Prep Time10 minutes mins
Total Time10 minutes mins
Course: Appetizer, Dinner, lunch
Cuisine: Mediterranean
Servings: 6
Calories: 194kcal
- For the Zesty Dijon Mustard Dressing:
- 2 1/2 teaspoons Dijon mustard good quality
- Zest of 1 lime
- Juice of 1 1/2 limes
- 1/3 cup extra virgin olive oil
- 1/2 teaspoon sumac
- Pinch of kosher salt and black pepper
- 1/2 teaspoon crushed red pepper flakes optional
For the Tuna Salad:
- 3 cans 5 ounces each tuna (wild-caught Albacore or Yellowfin, drained)

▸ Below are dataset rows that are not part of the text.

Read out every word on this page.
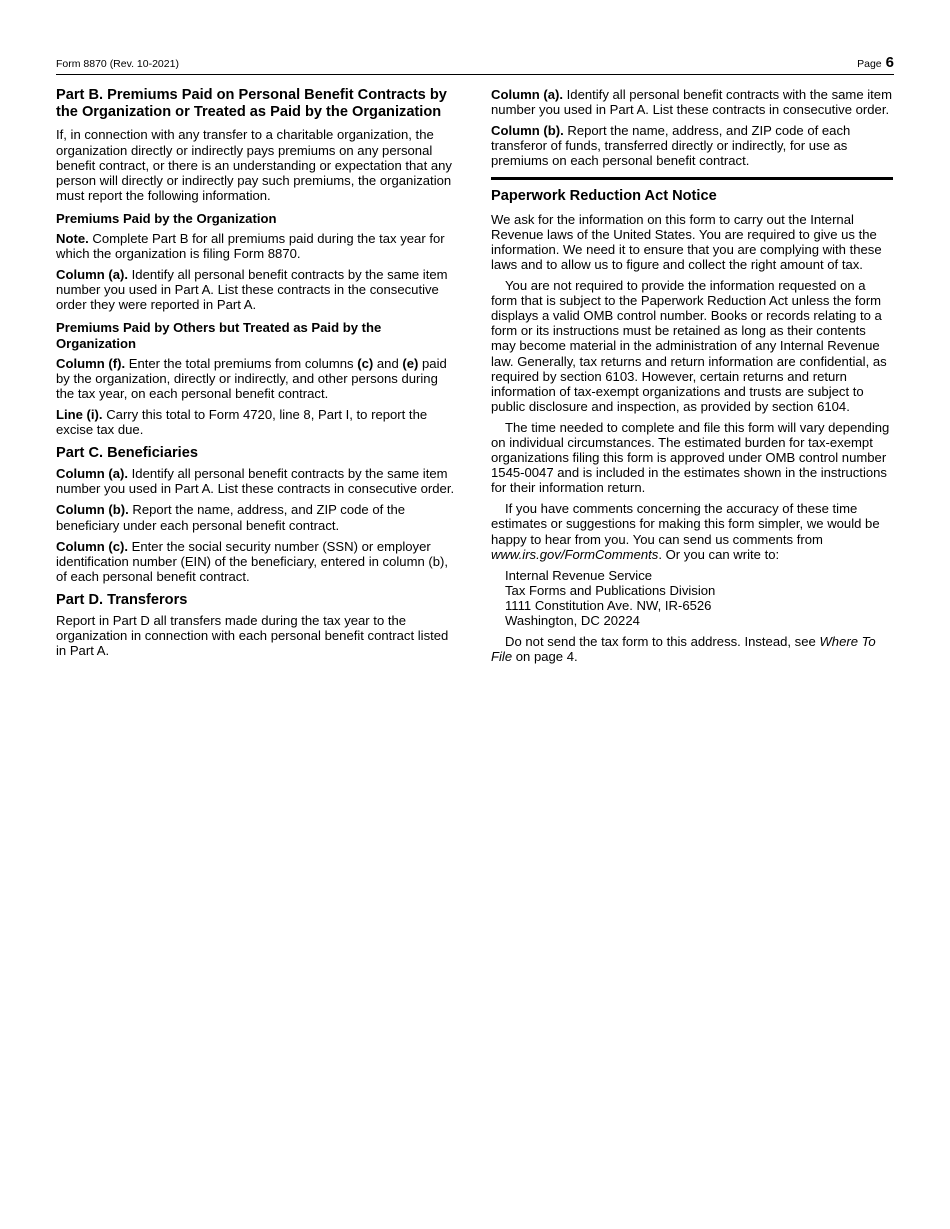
Form 8870 (Rev. 10-2021)	Page 6
Part B. Premiums Paid on Personal Benefit Contracts by the Organization or Treated as Paid by the Organization

If, in connection with any transfer to a charitable organization, the organization directly or indirectly pays premiums on any personal benefit contract, or there is an understanding or expectation that any person will directly or indirectly pay such premiums, the organization must report the following information.

Premiums Paid by the Organization

Note. Complete Part B for all premiums paid during the tax year for which the organization is filing Form 8870.

Column (a). Identify all personal benefit contracts by the same item number you used in Part A. List these contracts in the consecutive order they were reported in Part A.

Premiums Paid by Others but Treated as Paid by the Organization

Column (f). Enter the total premiums from columns (c) and (e) paid by the organization, directly or indirectly, and other persons during the tax year, on each personal benefit contract.

Line (i). Carry this total to Form 4720, line 8, Part I, to report the excise tax due.

Part C. Beneficiaries

Column (a). Identify all personal benefit contracts by the same item number you used in Part A. List these contracts in consecutive order.

Column (b). Report the name, address, and ZIP code of the beneficiary under each personal benefit contract.

Column (c). Enter the social security number (SSN) or employer identification number (EIN) of the beneficiary, entered in column (b), of each personal benefit contract.

Part D. Transferors

Report in Part D all transfers made during the tax year to the organization in connection with each personal benefit contract listed in Part A.

Column (a). Identify all personal benefit contracts with the same item number you used in Part A. List these contracts in consecutive order.

Column (b). Report the name, address, and ZIP code of each transferor of funds, transferred directly or indirectly, for use as premiums on each personal benefit contract.

Paperwork Reduction Act Notice

We ask for the information on this form to carry out the Internal Revenue laws of the United States. You are required to give us the information. We need it to ensure that you are complying with these laws and to allow us to figure and collect the right amount of tax.

You are not required to provide the information requested on a form that is subject to the Paperwork Reduction Act unless the form displays a valid OMB control number. Books or records relating to a form or its instructions must be retained as long as their contents may become material in the administration of any Internal Revenue law. Generally, tax returns and return information are confidential, as required by section 6103. However, certain returns and return information of tax-exempt organizations and trusts are subject to public disclosure and inspection, as provided by section 6104.

The time needed to complete and file this form will vary depending on individual circumstances. The estimated burden for tax-exempt organizations filing this form is approved under OMB control number 1545-0047 and is included in the estimates shown in the instructions for their information return.

If you have comments concerning the accuracy of these time estimates or suggestions for making this form simpler, we would be happy to hear from you. You can send us comments from www.irs.gov/FormComments. Or you can write to:

Internal Revenue Service
Tax Forms and Publications Division
1111 Constitution Ave. NW, IR-6526
Washington, DC 20224

Do not send the tax form to this address. Instead, see Where To File on page 4.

- 2 1/2 celery stalks chopped
- 1/2 English cucumber chopped
- 4-5 radishes stems removed, chopped
- 3 green onions white and green parts, chopped
- 1/2 medium red onion finely chopped
- 1/2 cup pitted Kalamata olives halved
- 1 bunch parsley stems removed, chopped (about 1 cup)
- 10-15 fresh mint leaves stems removed, finely chopped (about 1/2 cup)
Make the Dressing:
In a small bowl, whisk together Dijon mustard, lime zest, and lime juice.
Gradually whisk in olive oil, then add sumac, salt, black pepper, and crushed red pepper flakes (if using). Whisk until well combined. Set aside.
Prepare the Tuna Salad:
In a large salad bowl, combine the drained tuna with celery, cucumber, radishes, green onions, red onion, olives, parsley, and mint.
Gently mix with a wooden spoon to combine.
Serve:
Toss the salad gently before serving.
Enjoy in warm pita sandwiches, in lettuce wraps, or as a snack on roasted tomatoes.
Notes
What Tuna to Use: Opt for wild-caught Albacore or Yellowfin tuna. For a lower-fat option, use tuna packed in water instead of oil.
Make-Ahead Tips:
The dressing can be made up to 2 days in advance and stored in a Mason jar in the fridge.
Vegetables can be chopped ahead of time and stored in airtight containers.
Storage: Leftovers can be stored in an airtight container in the fridge for up to 3 days.